Alessandro Triulzi è docente di Storia dell’Africa subsahariana presso la Facoltà di Scienze politiche dell’Orientale. Da diversi anni si occupa di storie di vita e racconti di migranti. La sua esperienza con la storia orale inizia in Africa, a cavallo con la frontiera Etiopica, nell’ambito di una scuola di italiano. Qui non è lui a svolgere le interviste ma dei ragazzi del posto, adeguatamente preparati; questo sia per una questione linguistica che per annullare tutte le distanze e le reticenze fra intervistato ed intervistatore. Oggi Triulzi fa rivivere tale esperienza nell’ambito dell’associazione Asinitas che opera a Roma e Milano e si occupa di educazione e intervento sociale rivolto a minori e adulti, italiani e stranieri. Qui Triulzi nell’ambito del progetto “Archivio della memoria migrante” coordina un gruppo di ricerca che si occupa di raccogliere testimonianze, narrazioni e storie di persone provenienti da paesi africani. I contatti vengono presi ancora una volta all’interno della scuola di italiano, e anche qui sono molte le difficoltà da affrontare. Infatti i testimoni, essendo migranti, nel sottoporsi ad un’intervista mostrano tutte le problematiche sia metodologiche che etiche del caso. Molti di loro infatti sono clandestini e hanno dovuto affrontare situazioni estreme per venire nella nostra terra. Per questo è stato fondamentale ancora una volta creare un contesto d’ascolto adeguato, addestrando i migranti stessi a svolgere le interviste.
Lo scopo di questo progetto è quello di lasciare in qualche modo traccia del passaggio di queste persone in Italia. Come dice Triulzi:
Questo progetto cerca di dire loro voi siete persone che attraversano la società in un momento di transizione, siete pionieri in molti casi. Le vostre storie non sono riconosciute. Noi crediamo che queste storie siano importanti da conservare, noi vogliamo lasciare traccia dei vostri racconti a prescindere se siete clandestini o meno, rifugiati o meno.

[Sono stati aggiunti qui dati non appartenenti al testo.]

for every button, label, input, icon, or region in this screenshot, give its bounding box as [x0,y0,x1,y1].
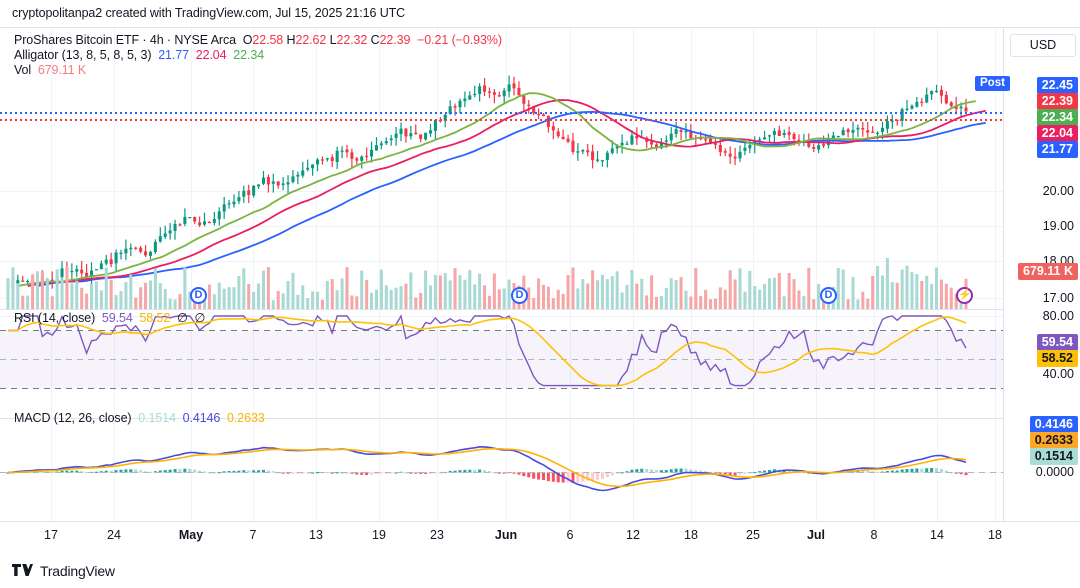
alligator-teeth-value: 22.04 [195,48,227,62]
interval-label[interactable]: 4h [149,33,164,47]
earnings-marker[interactable]: ⚡ [956,287,973,304]
price-tick: 19.00 [1042,219,1074,233]
exchange-label: NYSE Arca [174,33,236,47]
alligator-lips-value: 22.34 [233,48,265,62]
candlestick-series [6,75,968,295]
macd-hist-value: 0.1514 [138,411,176,425]
alligator-teeth-line [27,99,986,287]
time-tick: 18 [988,528,1002,542]
macd-histogram [6,467,968,483]
tradingview-logo-icon [12,564,33,576]
volume-series [6,258,968,309]
time-tick: Jun [494,528,518,542]
price-tick: 17.00 [1042,291,1074,305]
macd-signal-value: 0.2633 [227,411,265,425]
alligator-jaw-line [37,110,986,287]
rsi-legend: RSI (14, close) 59.54 58.52 ∅ ∅ [14,311,205,326]
macd-tick: 0.0000 [1035,465,1074,479]
footer-brand: TradingView [40,563,115,579]
rsi-tick: 80.00 [1042,309,1074,323]
volume-row: Vol 679.11 K [14,63,502,78]
macd-legend: MACD (12, 26, close) 0.1514 0.4146 0.263… [14,411,265,426]
time-tick: 18 [684,528,698,542]
alligator-jaw-value: 21.77 [158,48,189,62]
chart-canvas [0,28,1003,521]
legend-sep-2: · [163,33,175,47]
macd-hist-value[interactable]: 0.1514 [1029,448,1078,465]
alligator-row: Alligator (13, 8, 5, 8, 5, 3) 21.77 22.0… [14,48,502,63]
rsi-ma-value[interactable]: 58.52 [1036,350,1078,367]
post-price[interactable]: 22.45 [1036,77,1078,94]
plot-area[interactable] [0,28,1003,521]
time-tick: 7 [249,528,257,542]
volume-value[interactable]: 679.11 K [1017,263,1078,280]
macd-title[interactable]: MACD (12, 26, close) [14,411,132,425]
dividend-marker[interactable]: D [820,287,837,304]
post-market-tag: Post [975,76,1010,91]
alligator-lips-line [17,92,976,287]
rsi-title[interactable]: RSI (14, close) [14,311,96,325]
time-tick: 25 [746,528,760,542]
macd-line [7,445,967,492]
rsi-value: 59.54 [101,311,133,325]
dividend-marker[interactable]: D [190,287,207,304]
macd-signal-value[interactable]: 0.2633 [1029,432,1078,449]
volume-label[interactable]: Vol [14,63,32,77]
close-value: 22.39 [379,33,411,47]
low-value: 22.32 [336,33,368,47]
rsi-line [8,314,967,387]
time-tick: May [178,528,204,542]
alligator-jaw[interactable]: 21.77 [1036,141,1078,158]
attribution-text: cryptopolitanpa2 created with TradingVie… [12,6,406,20]
macd-signal-line [7,447,967,488]
alligator-lips[interactable]: 22.34 [1036,109,1078,126]
rsi-ma-value: 58.52 [139,311,171,325]
time-tick: 24 [107,528,121,542]
rsi-value[interactable]: 59.54 [1036,334,1078,351]
time-tick: 6 [566,528,574,542]
legend-sep-1: · [139,33,150,47]
time-tick: 13 [309,528,323,542]
time-tick: 14 [930,528,944,542]
rsi-ma-line [8,316,967,387]
dividend-marker[interactable]: D [511,287,528,304]
low-label: L [329,33,337,47]
main-legend: ProShares Bitcoin ETF · 4h · NYSE Arca O… [14,33,502,78]
volume-value: 679.11 K [37,63,87,77]
high-value: 22.62 [295,33,327,47]
rsi-empty-1: ∅ [176,311,188,325]
footer: TradingView [12,563,115,579]
chart-frame: USD 20.00 19.00 18.00 17.00 22.45 22.39 22.34 2… [0,27,1080,522]
high-label: H [286,33,296,47]
rsi-tick: 40.00 [1042,367,1074,381]
open-value: 22.58 [252,33,284,47]
macd-line-value[interactable]: 0.4146 [1029,416,1078,433]
time-axis[interactable]: 17 24 May 7 13 19 23 Jun 6 12 18 25 Jul 8 14 18 [0,523,1080,549]
time-tick: 8 [870,528,878,542]
time-tick: 19 [372,528,386,542]
time-tick: 17 [44,528,58,542]
change-value: −0.21 (−0.93%) [417,33,502,47]
symbol-ohlc-row: ProShares Bitcoin ETF · 4h · NYSE Arca O… [14,33,502,48]
open-label: O [242,33,253,47]
time-tick: Jul [806,528,826,542]
alligator-teeth[interactable]: 22.04 [1036,125,1078,142]
symbol-name[interactable]: ProShares Bitcoin ETF [14,33,140,47]
currency-label: USD [1010,34,1076,57]
macd-line-value: 0.4146 [182,411,221,425]
close-label: C [370,33,380,47]
price-tick: 20.00 [1042,184,1074,198]
rsi-empty-2: ∅ [194,311,206,325]
alligator-title[interactable]: Alligator (13, 8, 5, 8, 5, 3) [14,48,152,62]
time-tick: 23 [430,528,444,542]
last-price[interactable]: 22.39 [1036,93,1078,110]
price-axis[interactable]: USD 20.00 19.00 18.00 17.00 22.45 22.39 22.34 2… [1003,28,1080,521]
time-tick: 12 [626,528,640,542]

Anche per questo il professore pensa che questo materiale debba entrare a far parte dell’Istituto centrale dei Beni sonori e audiovisivi. È importante infatti che siano gli emigranti a fornirci la loro rappresentazione di sé, e questo forse potrà essere utile in futuro anche ai loro figli, che così potranno ricostruire le vicende vissute dai padri in Italia.
La stessa scuola di italiano da loro la possibilità di parlare di sé e della loro vita prima di emigrare, servendosi di questi argomenti come strumenti linguistici.
Le interviste sono state fatte in più riprese, lasciando parlare quanto più liberamente i testimoni e cercando di ridurre al minimo le interruzioni. Sono fatte in italiano da chi conosce un po’ la lingua, oppure nella lingua dell’intervistato.
Triulzi ha evidenziato più volte quanto sia problematico rendere queste frequentazioni costanti. Per rendere possibile ciò spesso sono gli stessi volontari dell’Associazione a pagare loro i mezzi pubblici per arrivare alla sede, cercando così di rendergli meno difficile la vita in Italia.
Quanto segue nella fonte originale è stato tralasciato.